Before you do anything else, you should talk to a lawyer you trust, who can protect your conversation with attorney-client privilege. Do not talk to anyone at work, do not forward any emails. Following the advice of counsel, you should preserve the evidence of misconduct. But you should be careful to follow all laws that apply; for instance, you can’t just take classified files home with you. Every case is different, so the only universal advice is to speak with experienced counsel.

If you’ve seen something troubling, you can find instructions here to get in touch with Whistleblower Aid.

Send me your thoughts at privacynewsletter@nytimes.com. Your responses may be shared in an upcoming edition of this newsletter.’

This Week in Voter Targeting

We’re less than a year away from the 2020 election, and the presidential campaigns are ramping up their operations to collect data on all of us. I’ll try to use this newsletter to keep track of those developments so that you can know how the campaign data battle is playing out (another helpful link is this newsletter run by a Democratic digital company). This week’s example comes to us from The Atlantic and is about how campaigns are trying to wring sweet, sweet user data out of our smart TVs.

It goes like this: Three-quarters of American households have at least one internet-connected TV. Those TVs, regularly referred to as Smart TVs, are collecting information “on a second-by-second basis.” That includes viewing habits, location, device ID and more.

For now, voting records are getting matched with smart TV information from third-party data brokers to put users into audience categories and deliver them political ads.
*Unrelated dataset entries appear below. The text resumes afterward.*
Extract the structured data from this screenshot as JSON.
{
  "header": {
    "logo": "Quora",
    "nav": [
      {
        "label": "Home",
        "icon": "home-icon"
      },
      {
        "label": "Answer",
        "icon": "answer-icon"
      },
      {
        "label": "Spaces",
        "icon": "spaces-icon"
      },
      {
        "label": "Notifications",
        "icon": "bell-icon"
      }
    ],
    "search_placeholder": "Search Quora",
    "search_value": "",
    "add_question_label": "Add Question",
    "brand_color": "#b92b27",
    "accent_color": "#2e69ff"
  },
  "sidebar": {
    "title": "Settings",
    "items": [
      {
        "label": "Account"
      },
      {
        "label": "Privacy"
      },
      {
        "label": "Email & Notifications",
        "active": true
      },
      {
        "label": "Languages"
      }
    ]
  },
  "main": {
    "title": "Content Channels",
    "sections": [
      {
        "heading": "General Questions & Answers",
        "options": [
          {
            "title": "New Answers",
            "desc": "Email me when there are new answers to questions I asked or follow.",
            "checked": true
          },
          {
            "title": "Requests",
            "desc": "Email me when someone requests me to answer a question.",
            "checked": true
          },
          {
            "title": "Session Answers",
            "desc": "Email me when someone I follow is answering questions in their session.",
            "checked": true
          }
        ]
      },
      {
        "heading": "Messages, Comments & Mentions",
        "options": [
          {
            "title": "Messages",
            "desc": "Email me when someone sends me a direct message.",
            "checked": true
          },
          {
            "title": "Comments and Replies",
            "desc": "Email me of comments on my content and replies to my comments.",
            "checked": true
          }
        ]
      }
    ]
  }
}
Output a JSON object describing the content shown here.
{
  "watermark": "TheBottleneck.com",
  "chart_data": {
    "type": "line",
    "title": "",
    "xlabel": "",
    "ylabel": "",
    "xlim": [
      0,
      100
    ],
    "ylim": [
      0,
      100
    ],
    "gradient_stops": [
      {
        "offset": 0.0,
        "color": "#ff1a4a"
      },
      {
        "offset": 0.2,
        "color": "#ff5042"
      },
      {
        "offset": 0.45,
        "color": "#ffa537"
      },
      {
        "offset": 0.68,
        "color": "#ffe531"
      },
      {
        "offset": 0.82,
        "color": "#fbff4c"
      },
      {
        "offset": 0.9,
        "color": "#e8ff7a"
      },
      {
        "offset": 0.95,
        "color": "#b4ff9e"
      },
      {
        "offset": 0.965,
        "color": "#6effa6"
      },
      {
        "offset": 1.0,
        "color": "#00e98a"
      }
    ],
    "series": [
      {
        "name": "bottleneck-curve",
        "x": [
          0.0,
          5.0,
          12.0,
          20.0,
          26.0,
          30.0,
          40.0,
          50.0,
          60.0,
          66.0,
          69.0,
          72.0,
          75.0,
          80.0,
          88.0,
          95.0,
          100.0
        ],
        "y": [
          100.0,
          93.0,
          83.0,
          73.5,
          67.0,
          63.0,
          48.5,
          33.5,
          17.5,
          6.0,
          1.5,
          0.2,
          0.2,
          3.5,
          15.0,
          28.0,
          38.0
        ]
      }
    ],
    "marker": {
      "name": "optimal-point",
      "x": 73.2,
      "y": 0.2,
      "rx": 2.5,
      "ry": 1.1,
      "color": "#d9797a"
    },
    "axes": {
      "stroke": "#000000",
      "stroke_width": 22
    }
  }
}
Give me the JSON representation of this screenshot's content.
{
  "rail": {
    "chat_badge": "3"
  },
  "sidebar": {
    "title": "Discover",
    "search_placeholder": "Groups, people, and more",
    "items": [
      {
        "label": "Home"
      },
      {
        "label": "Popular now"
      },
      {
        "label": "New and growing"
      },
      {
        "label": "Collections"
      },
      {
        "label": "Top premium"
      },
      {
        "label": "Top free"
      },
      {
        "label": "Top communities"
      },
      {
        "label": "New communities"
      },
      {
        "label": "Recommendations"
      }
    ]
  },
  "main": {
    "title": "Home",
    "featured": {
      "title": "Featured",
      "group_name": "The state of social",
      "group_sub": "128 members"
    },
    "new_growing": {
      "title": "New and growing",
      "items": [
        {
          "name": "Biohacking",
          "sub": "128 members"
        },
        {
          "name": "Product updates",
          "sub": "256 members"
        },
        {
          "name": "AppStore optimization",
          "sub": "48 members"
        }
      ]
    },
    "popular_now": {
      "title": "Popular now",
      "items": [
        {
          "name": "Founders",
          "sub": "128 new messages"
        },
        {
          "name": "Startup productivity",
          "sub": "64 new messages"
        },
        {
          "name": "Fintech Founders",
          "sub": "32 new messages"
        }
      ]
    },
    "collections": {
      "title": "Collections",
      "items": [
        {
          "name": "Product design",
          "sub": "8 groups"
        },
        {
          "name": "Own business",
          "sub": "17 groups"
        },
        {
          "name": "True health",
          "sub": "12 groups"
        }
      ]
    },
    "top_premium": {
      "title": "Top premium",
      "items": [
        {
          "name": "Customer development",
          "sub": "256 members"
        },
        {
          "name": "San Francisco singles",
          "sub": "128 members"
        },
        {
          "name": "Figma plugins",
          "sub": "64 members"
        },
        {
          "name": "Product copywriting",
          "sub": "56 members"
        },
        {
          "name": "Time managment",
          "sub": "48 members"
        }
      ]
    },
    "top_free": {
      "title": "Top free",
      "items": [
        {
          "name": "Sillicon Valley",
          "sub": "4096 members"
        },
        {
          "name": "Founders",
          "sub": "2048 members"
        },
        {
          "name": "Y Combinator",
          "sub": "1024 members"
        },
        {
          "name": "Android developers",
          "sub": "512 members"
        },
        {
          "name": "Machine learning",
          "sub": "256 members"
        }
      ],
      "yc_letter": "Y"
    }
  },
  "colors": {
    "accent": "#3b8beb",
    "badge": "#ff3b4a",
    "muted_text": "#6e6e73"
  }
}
It’s a newish variation on standard targeted advertising. But as always, it gets more alarming the farther into the future you look. All that “anonymized” data your TV is collecting isn’t so anonymous if it gets paired with just one other piece of your personal information. As Sidney Fussell writes in the Atlantic article:

It’s possible the data collected could be combined with other data sources to identify users by matching known devices (the smart TV that already has your email address) to websites or other IoT (internet of things) devices that use the same Wi-Fi. This could create a more complete picture of what users watch and browse, the websites they visit, some offline behavior, and other devices they use.

The end result?

Matching user databases between IoT devices, phones, laptops, and offline behavior such as voting patterns gives campaigns working with big data significant insight into our lives. That’s likely to continue into 2020 and beyond.

Continue to watch this space!

I want to hear from you

Send me your pressing questions about tech and privacy. Each week, I’ll select one to answer here. And if you’re enjoying what you’re reading, please consider recommending it to friends. They can sign up here.

What I’m Reading:

This interview with Zadie Smith about resisting the algorithm is incredibly thoughtful about many of the things this newsletter discusses each week. Her definition of privacy as “the sacred space in which you do not know what the other thinks of you” is particularly striking.

Building a world where data privacy exists online. Perhaps the most comprehensive and technical approach I’ve seen to the “data as property” argument.

Google’s “Project Nightingale” gathers personal health data on millions of Americans. A pretty shocking report about the kind of information Google is collecting (“lab results, doctor diagnoses and hospitalization records … a complete health history, including patient names and dates of birth”). Especially sobering in light of Google’s plan to purchase the wearables company Fitbit.